TÜRK TİPİ BAŞKANLIK SİSTEMİNİN EKVATOR'DA DIŞA YANSIMASI




Sonunda, ülkemizde hüküm süren tek adam anlayışına dayalı antidemokratik devlet terörünü, dış ülkelere de ihraç ettik ya, bravo doğrusu!

Sonunda, Türkiye'deki ileri demokrasiyi(!) ve bu ileri demokraside uygulanan, daha doğrusu uygulanamayan, silahsız ve barışçıl düşünceyi açıklama, gösteri ve protesto özgürlüğünün yerlerde sürünen halini, demokrasisi ve özgürlükleri bizden çok daha geri olan Ekvatorda da gösterdik, bu rezaleti gazetelerde okuyunca ve televizyonlardan izleyince yüzümüz kızardı ve biz, konuk olarak bulundukları Ekvator da Tayyip Bey'in şımarık korumaları tarafından sahneye konulan bu terör rezaletini hak etmediğimizi düşünerek, çok üzüldük.

Bizi idare eden iktidardaki AKP ileri gelenlerine yönelik olarak, anayasal ve demokrasinin gereği olan düşünce ve düşünceyi açıklama özgürlüğünü kullanarak,silahsız ve barışçıl bir şekilde düşünce açıklamaya kalkışan, protesto gösterisi yapan kişilerin, korumalar ve polisler tarafından anında üzerlerine çullanılarak, orantısız bir güç sarf edilerek, ağızlarının kapatılıp tartaklanarak etkisiz hale getirilmelerine, bizim ülkemizde alıştık ve bu hukuksuzluğu iyice kanıksadık, aynı zorbalığın misafir olarak bulunulan yabancı bir ülkede sahneye konulması, diplomatik bir rezalet olup,bu skandal eylemin, affedilir ve mazur görülebilir hiçbir yanı bulunmamaktadır.

Şayet, Tayyip Bey konuşurken gösteri yapmaya kalkışan Ekvator'lulara bir müdahalede bulunulması gerekiyorsa, bu müdahalenin ev sahibi ülkenin güvenlik güçleri tarafından yapılmasını beklemek, diplomatik nezaket kuralı olduğu gibi, o ülkenin hükümranlık hakkına saygının da bir gereğidir.

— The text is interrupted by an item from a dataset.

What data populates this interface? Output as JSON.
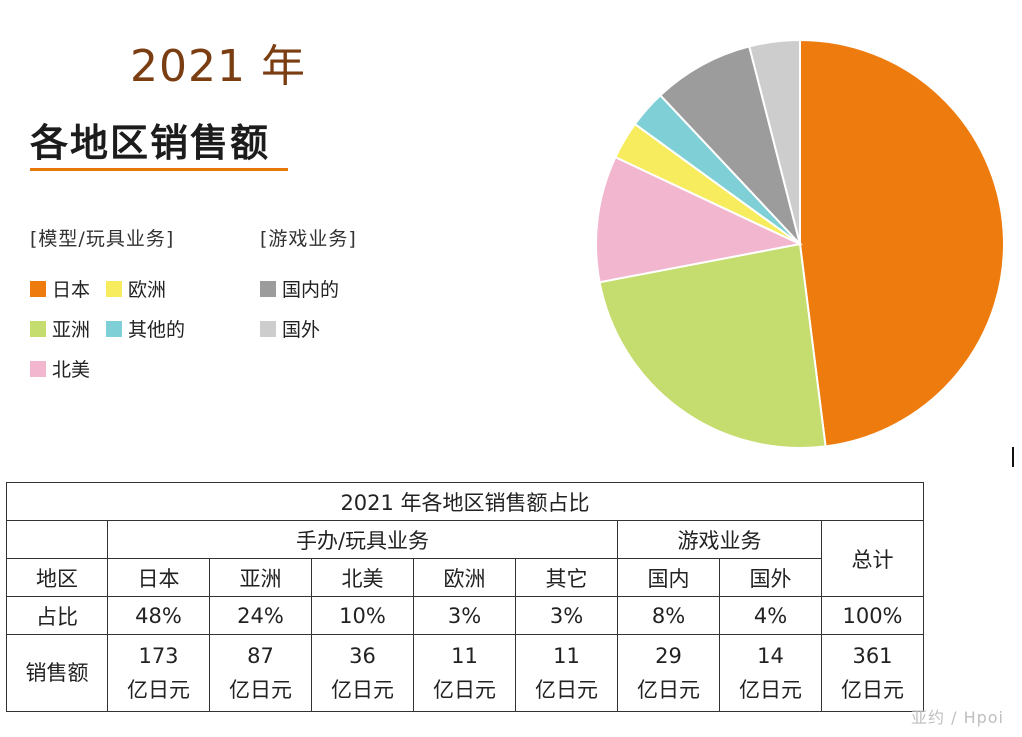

Göstericilere sert bir şekilde müdahale eden Tayyip Bey'in korumalarından göstericileri kurtarmak isteyen Ekvatorlu bir milletvekilinin de dövülerek burnunun kırılması,bu ayıbın ve barbarlığın tuzu ve biberi olmuştur.

Ülkemizden kilometrelerce uzaklıktaki yabancı bir devlet olan Ekvator da sahnelenen bu skandal şiddet ve özgürlüklere tahammülsüzlük eylemi;Tayyip Bey ve yandaşlarının ülkemizde bir anayasa değişikliği ile yürürlüğe sokmak istedikleri başkanlık sisteminin gerçekleşmesi halinde, bu sistemin ülkemizde yaratacağı olumsuz sonuçlarının dış alem yansıyan sadece tipik bir örneği olup, bu skandal eylem, ülkemizde arzulanan başkanlık sisteminin ipuçlarını ortaya koymakta ve bu ülkeye başkan olmak isteyen Tayyip Bey'in bu girişimine, bugünden gerçekleri görerek karşı çıkan ve engellemek isteyen sağduyulu halkımızın ve muhalefet partilerimizin, bu karşı çıkışlarında ne kadar haklı olduklarını açıkça göstermektedir.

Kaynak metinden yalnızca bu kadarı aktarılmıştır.